E A JUSTIÇA? – Segundo Sylvia, ela jamais imaginou que poderia sair presa da audiência de instrução do homicida de seu filho – pelo contrário, ela achava que, na frente do juiz, seria ouvida, acolhida e defendida.
Sylvia acreditava que o Poder Judiciário seria um local seguro para ela se expressar e onde poderia falar sem ser interrompida.

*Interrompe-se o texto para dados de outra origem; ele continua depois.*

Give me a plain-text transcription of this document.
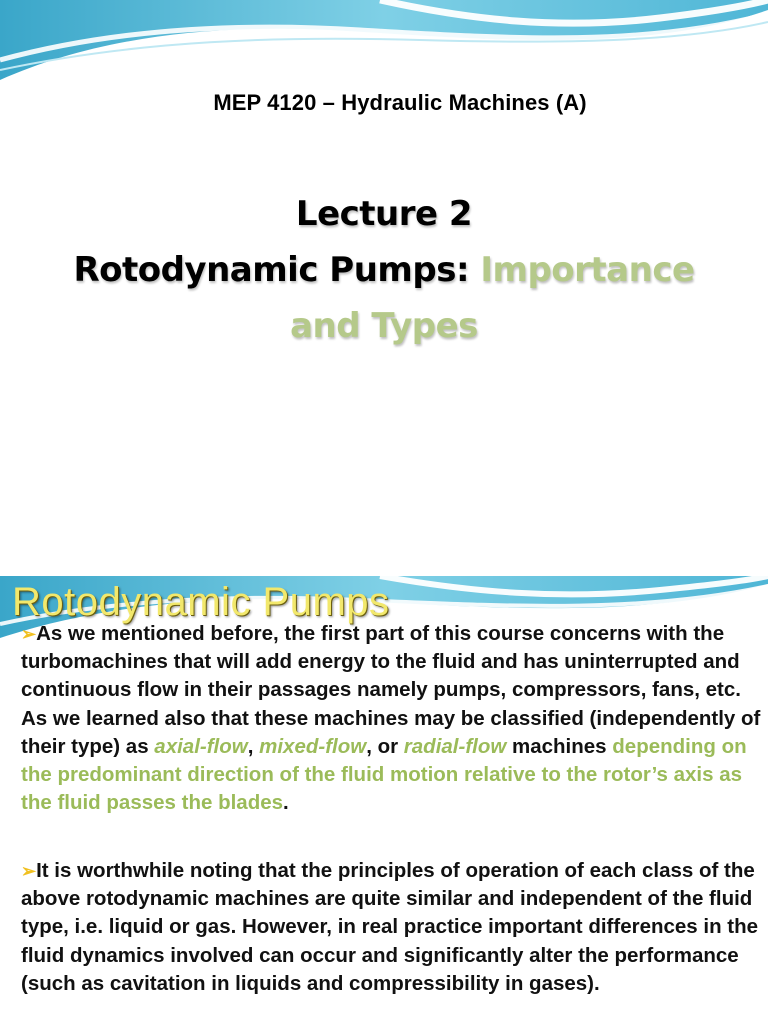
MEP 4120 – Hydraulic Machines (A)
Lecture 2
Rotodynamic Pumps: Importance
and Types
Rotodynamic Pumps

➢As we mentioned before, the first part of this course concerns with the turbomachines that will add energy to the fluid and has uninterrupted and continuous flow in their passages namely pumps, compressors, fans, etc. As we learned also that these machines may be classified (independently of their type) as axial-flow, mixed-flow, or radial-flow machines depending on the predominant direction of the fluid motion relative to the rotor’s axis as the fluid passes the blades.

➢It is worthwhile noting that the principles of operation of each class of the above rotodynamic machines are quite similar and independent of the fluid type, i.e. liquid or gas. However, in real practice important differences in the fluid dynamics involved can occur and significantly alter the performance (such as cavitation in liquids and compressibility in gases).
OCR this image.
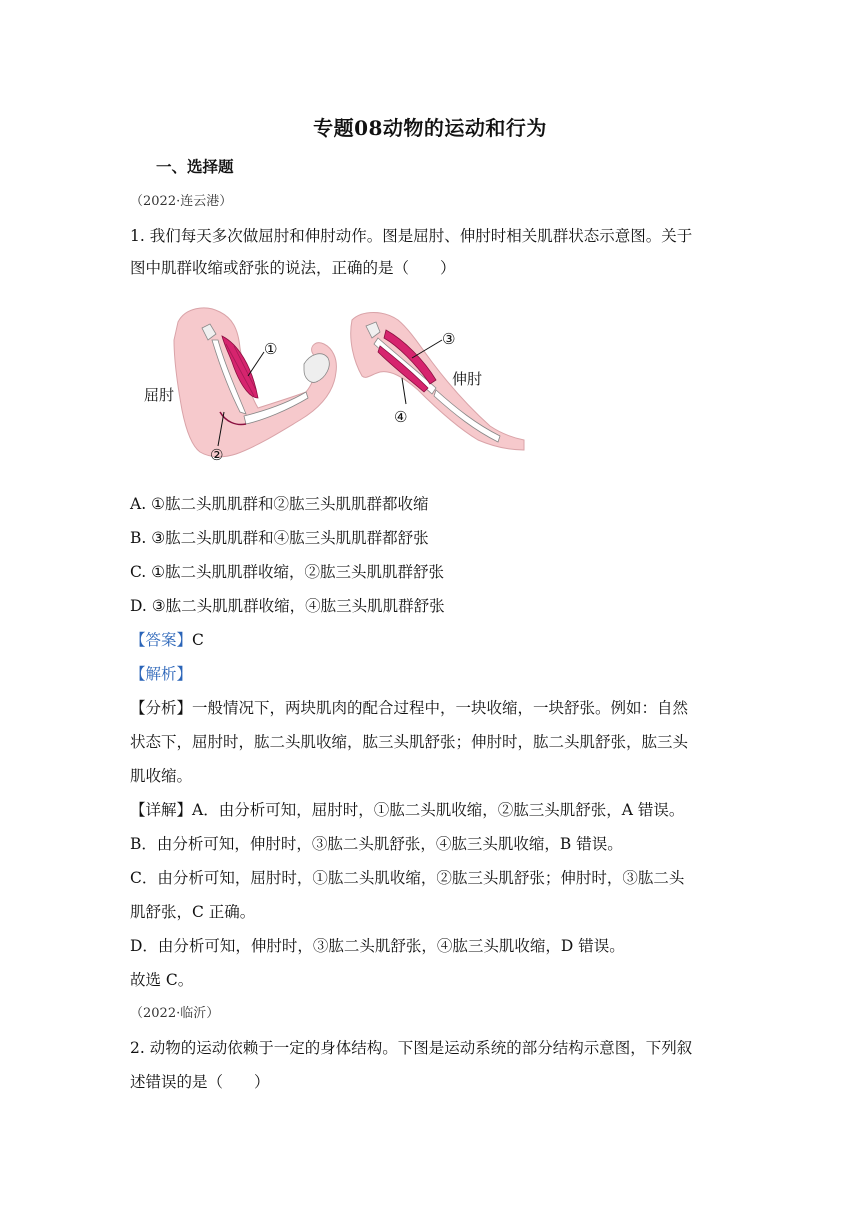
专题08动物的运动和行为
一、选择题
（2022·连云港）
1. 我们每天多次做屈肘和伸肘动作。图是屈肘、伸肘时相关肌群状态示意图。关于
图中肌群收缩或舒张的说法，正确的是（　　）
①
②
屈肘
③
④
伸肘
A. ①肱二头肌肌群和②肱三头肌肌群都收缩
B. ③肱二头肌肌群和④肱三头肌肌群都舒张
C. ①肱二头肌肌群收缩，②肱三头肌肌群舒张
D. ③肱二头肌肌群收缩，④肱三头肌肌群舒张
【答案】C
【解析】
【分析】一般情况下，两块肌肉的配合过程中，一块收缩，一块舒张。例如：自然
状态下，屈肘时，肱二头肌收缩，肱三头肌舒张；伸肘时，肱二头肌舒张，肱三头
肌收缩。
【详解】A．由分析可知，屈肘时，①肱二头肌收缩，②肱三头肌舒张，A 错误。
B．由分析可知，伸肘时，③肱二头肌舒张，④肱三头肌收缩，B 错误。
C．由分析可知，屈肘时，①肱二头肌收缩，②肱三头肌舒张；伸肘时，③肱二头
肌舒张，C 正确。
D．由分析可知，伸肘时，③肱二头肌舒张，④肱三头肌收缩，D 错误。
故选 C。
（2022·临沂）
2. 动物的运动依赖于一定的身体结构。下图是运动系统的部分结构示意图，下列叙
述错误的是（　　）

“Eu espero que a justiça seja feita, porque não teve justiça de lado nenhum. Eu espero também que o doutor juiz, que ele reconheça que ele errou. Ele errou comigo. Eu não deveria ser presa, isso me dói muito porque eu fiquei com muita vergonha. Eu fiquei com vergonha. Eu fiquei triste. Eu fiquei magoada. Porque era pra ele me defender. Eu estava ali na esperança de que ele me defendesse. E ele não me defendeu. Ele não me defendeu”, concluiu Sylvia, com a voz embargada e lágrimas escorrendo pvvelo rosto.
INACREDITÁVEL – A história já é demais revoltante, mas piora e beira o inacreditável. Ao invés de reconhecer o erro, o juiz disse que irá representar Sylvia por crime contra a honra.
Quer dizer, a mãe enlutada não deixou apenas de receber justiça pela morte do filho. Em cima da injustiça praticada contra sua família por um criminoso, ainda vieram uma segunda e uma terceira injustiças: a do Estado, pelas mãos do próprio juiz, primeiro com a prisão e depois com uma investigação e possível punição por crime contra a honra.
No Brasil, o mau exemplo sempre veio de cima: abusos, arbitrariedades, corrupção e ilegalidades. Se os ministros do STF podem, por que os demais juízes não?